A Emirates prevê modernizar cerca de mais 20 aeronaves até ao final de dezembro deste ano, ultrapassando assim metade da execução do plano de investimento, que visa renovar os interiores da frota e melhorar a experiência dos passageiros.

Entre as principais alterações realizadas está a instalação de uma nova cabine de Económica Premium em todas as aeronaves intervencionadas. No total, foram acrescentados mais de 3.800 lugares nesta classe, permitindo alargar a sua disponibilidade a um maior número de rotas da transportadora.

Em comunicado, o presidente da Emirates Airline, Tim Clark, afirmou que a conclusão da renovação de 100 aviões de fuselagem larga em 44 meses representa “uma conquista significativa”, acrescentando que o investimento permitirá oferecer níveis superiores de conforto e qualidade em todas as classes de serviço.

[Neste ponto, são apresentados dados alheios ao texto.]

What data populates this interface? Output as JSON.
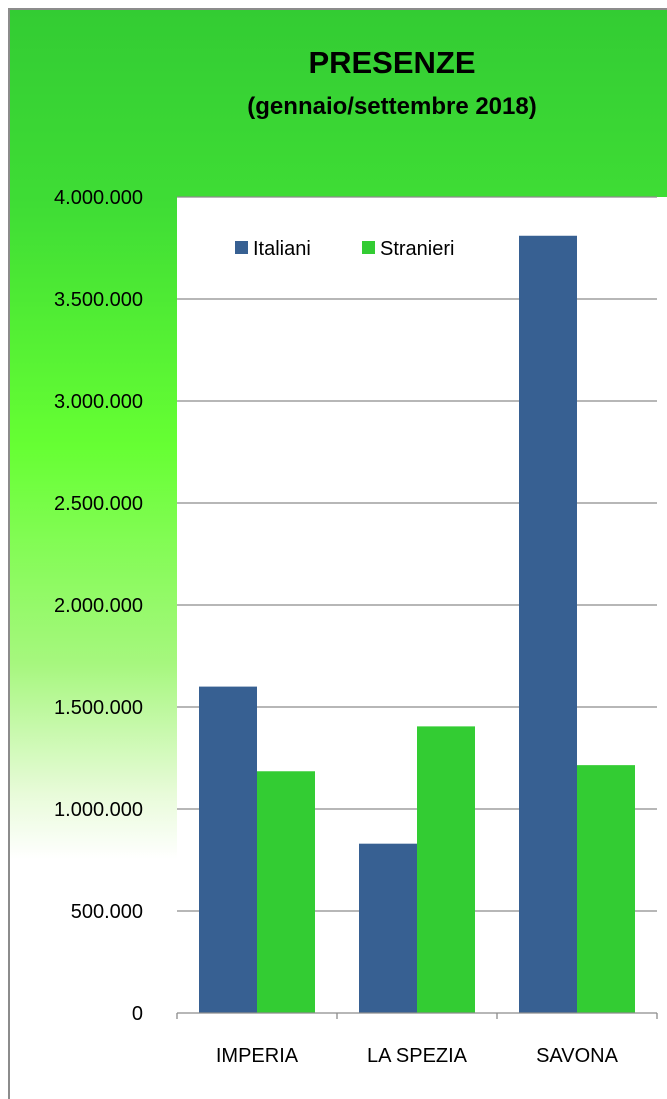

O programa de modernização foi anunciado em 2021 para abranger inicialmente 105 aeronaves, tendo sido posteriormente alargado para 191 e, mais tarde, para 219 aviões, na sequência da procura dos passageiros. A primeira aeronave renovada entrou em serviço em 2022 e o primeiro Boeing 777 modernizado começou a operar comercialmente em agosto de 2024.

A partir de outubro de 2026, a Emirates prevê iniciar uma nova fase do programa, que incluirá a instalação de ecrãs OLED 4K HDR10+ nos encostos dos assentos, novos assentos Safran Z400 e outras melhorias nos produtos de bordo.

No âmbito da estratégia de sustentabilidade, a companhia indicou ainda que está a reutilizar materiais retirados das aeronaves modernizadas, incluindo couro e tecidos, para produzir artigos de coleção e mochilas distribuídas a crianças em 11 países.